有効成分セマグルチドを使用した経口版オゼンピックは、現金支払いの顧客には月額149ドル、保険適用の場合は最低25ドルで提供されます。アマゾンの既存インフラにより、現在米国の顧客の半分に当日配送が可能ですが、2026年末までに4500地域にまで拡大する計画です。冷蔵保存が必要な注射剤とは異なり、錠剤は安定しているため、アマゾンの自動薬局キオスク(現在はカリフォルニア州のワン・メディカル5拠点に設置)での在庫保管が可能です。

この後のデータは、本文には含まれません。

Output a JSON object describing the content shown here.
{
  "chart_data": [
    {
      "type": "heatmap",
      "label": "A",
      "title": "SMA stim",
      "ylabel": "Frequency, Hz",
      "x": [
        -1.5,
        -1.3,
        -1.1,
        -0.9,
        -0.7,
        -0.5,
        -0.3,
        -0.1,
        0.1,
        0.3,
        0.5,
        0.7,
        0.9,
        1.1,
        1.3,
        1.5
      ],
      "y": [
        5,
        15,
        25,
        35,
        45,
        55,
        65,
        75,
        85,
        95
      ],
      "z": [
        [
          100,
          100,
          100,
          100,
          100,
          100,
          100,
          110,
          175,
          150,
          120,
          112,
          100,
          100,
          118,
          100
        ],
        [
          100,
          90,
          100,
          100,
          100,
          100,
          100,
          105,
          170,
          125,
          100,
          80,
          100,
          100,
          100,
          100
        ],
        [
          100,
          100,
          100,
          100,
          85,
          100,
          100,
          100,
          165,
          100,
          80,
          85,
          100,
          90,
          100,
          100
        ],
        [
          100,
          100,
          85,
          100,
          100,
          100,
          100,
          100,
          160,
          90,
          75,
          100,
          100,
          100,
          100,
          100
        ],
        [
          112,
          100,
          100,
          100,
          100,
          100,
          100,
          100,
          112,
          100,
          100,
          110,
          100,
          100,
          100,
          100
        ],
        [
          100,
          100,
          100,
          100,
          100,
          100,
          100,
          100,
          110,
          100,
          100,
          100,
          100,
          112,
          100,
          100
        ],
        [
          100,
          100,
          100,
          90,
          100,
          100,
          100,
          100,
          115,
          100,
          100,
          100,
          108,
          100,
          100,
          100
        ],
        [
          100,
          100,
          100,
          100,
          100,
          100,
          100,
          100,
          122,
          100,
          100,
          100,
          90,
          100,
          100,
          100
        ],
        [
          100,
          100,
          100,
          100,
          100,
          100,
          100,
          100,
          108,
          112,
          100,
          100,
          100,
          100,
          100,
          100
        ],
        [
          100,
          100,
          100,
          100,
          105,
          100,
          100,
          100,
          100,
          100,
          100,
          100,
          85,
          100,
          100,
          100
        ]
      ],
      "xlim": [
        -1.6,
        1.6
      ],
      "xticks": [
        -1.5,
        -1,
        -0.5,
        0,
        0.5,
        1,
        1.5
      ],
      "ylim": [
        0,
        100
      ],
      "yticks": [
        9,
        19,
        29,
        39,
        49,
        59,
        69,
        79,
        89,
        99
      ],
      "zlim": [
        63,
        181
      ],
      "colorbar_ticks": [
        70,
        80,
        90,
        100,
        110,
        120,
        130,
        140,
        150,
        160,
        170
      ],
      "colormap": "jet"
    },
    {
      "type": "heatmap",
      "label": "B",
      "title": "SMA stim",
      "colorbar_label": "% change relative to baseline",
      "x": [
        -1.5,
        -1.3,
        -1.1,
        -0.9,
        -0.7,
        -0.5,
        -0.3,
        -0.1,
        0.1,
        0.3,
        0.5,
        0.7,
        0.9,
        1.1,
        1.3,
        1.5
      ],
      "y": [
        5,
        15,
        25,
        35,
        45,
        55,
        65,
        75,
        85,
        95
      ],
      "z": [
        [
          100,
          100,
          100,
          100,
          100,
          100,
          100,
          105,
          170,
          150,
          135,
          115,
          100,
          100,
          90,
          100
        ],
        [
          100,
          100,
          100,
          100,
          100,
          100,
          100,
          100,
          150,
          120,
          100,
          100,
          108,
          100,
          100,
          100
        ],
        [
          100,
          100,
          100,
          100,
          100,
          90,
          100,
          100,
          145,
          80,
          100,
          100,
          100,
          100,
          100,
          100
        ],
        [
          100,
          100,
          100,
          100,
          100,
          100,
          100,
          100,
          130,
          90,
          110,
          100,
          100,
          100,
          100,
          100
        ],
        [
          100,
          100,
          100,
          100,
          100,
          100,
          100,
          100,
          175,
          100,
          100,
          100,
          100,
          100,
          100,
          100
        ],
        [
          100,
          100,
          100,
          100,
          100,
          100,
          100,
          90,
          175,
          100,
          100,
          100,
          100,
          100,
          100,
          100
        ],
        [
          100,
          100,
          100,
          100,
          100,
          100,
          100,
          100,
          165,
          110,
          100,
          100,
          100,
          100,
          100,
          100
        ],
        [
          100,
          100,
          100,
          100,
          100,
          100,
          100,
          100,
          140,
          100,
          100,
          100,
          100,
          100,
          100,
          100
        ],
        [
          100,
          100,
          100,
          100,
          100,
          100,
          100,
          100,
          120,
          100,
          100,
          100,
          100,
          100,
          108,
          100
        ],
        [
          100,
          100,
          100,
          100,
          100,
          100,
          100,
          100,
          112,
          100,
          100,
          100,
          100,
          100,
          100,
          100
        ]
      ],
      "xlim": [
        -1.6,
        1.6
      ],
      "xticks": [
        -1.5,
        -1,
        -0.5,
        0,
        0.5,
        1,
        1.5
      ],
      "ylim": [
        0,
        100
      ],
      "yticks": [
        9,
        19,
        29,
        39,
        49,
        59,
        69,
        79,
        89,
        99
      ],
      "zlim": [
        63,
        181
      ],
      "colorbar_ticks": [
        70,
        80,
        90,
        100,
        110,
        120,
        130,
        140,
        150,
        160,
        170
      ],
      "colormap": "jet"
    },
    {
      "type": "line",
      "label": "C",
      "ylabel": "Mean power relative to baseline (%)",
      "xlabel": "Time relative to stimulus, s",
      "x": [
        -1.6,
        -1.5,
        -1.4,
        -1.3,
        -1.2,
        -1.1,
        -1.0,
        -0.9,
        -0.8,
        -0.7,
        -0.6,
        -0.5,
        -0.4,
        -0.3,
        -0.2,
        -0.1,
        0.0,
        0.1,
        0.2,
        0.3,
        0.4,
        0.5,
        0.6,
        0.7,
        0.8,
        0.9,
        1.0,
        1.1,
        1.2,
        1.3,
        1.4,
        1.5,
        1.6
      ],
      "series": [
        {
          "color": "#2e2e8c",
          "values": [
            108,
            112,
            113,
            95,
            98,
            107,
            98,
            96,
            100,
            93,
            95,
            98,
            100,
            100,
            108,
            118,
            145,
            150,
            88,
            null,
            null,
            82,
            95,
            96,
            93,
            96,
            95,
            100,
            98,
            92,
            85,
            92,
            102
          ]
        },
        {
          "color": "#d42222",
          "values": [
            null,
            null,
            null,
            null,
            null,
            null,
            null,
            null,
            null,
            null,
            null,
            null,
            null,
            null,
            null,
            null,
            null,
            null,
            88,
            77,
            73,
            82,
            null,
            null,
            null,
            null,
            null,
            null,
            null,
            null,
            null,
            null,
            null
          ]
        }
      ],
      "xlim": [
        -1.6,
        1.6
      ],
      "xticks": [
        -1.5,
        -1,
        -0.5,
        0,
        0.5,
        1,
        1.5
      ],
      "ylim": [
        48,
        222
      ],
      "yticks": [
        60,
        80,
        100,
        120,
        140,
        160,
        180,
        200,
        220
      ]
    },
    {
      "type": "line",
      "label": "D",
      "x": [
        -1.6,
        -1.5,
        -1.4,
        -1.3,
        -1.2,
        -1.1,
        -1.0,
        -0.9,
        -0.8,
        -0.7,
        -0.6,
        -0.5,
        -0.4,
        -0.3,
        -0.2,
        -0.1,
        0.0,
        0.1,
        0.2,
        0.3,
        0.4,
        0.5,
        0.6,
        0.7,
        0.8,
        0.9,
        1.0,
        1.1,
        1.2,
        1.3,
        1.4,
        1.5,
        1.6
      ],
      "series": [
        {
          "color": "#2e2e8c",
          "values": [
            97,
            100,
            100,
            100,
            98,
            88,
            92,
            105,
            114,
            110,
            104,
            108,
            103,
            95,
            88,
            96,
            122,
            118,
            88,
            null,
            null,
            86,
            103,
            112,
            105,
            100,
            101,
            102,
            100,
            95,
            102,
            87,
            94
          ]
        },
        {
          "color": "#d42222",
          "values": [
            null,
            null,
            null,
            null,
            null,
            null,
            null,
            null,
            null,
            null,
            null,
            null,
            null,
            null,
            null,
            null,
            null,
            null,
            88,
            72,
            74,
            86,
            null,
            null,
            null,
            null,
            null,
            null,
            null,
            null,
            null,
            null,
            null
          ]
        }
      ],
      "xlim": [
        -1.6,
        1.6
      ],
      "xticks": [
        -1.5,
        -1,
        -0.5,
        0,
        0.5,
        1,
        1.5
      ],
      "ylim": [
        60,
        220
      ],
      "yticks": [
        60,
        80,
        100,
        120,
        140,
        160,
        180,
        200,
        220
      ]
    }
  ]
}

この動きは、アマゾンとノボ・ノルディスクの両社にとって非常に強気な材料です。アマゾンにとっては、需要の高い製品を取り揃えることで、収益性の高いオンライン薬局市場での地位を強化できます。ノボ・ノルディスクにとっては、主力薬剤の流通経路とアクセシビリティが劇的に拡大します。一方で、競争の激化により処方箋薬配送の市場シェアが奪われる可能性があるため、従来の薬局チェーンにはマイナスの影響を与える可能性があります。今回の拡大は、中小都市や農村地域に焦点を当て、配送ネットワークを強化するためにアマゾンが昨年投じた40億ドル以上の投資の一環です。
本記事は情報提供のみを目的としており、投資勧誘を目的としたものではありません。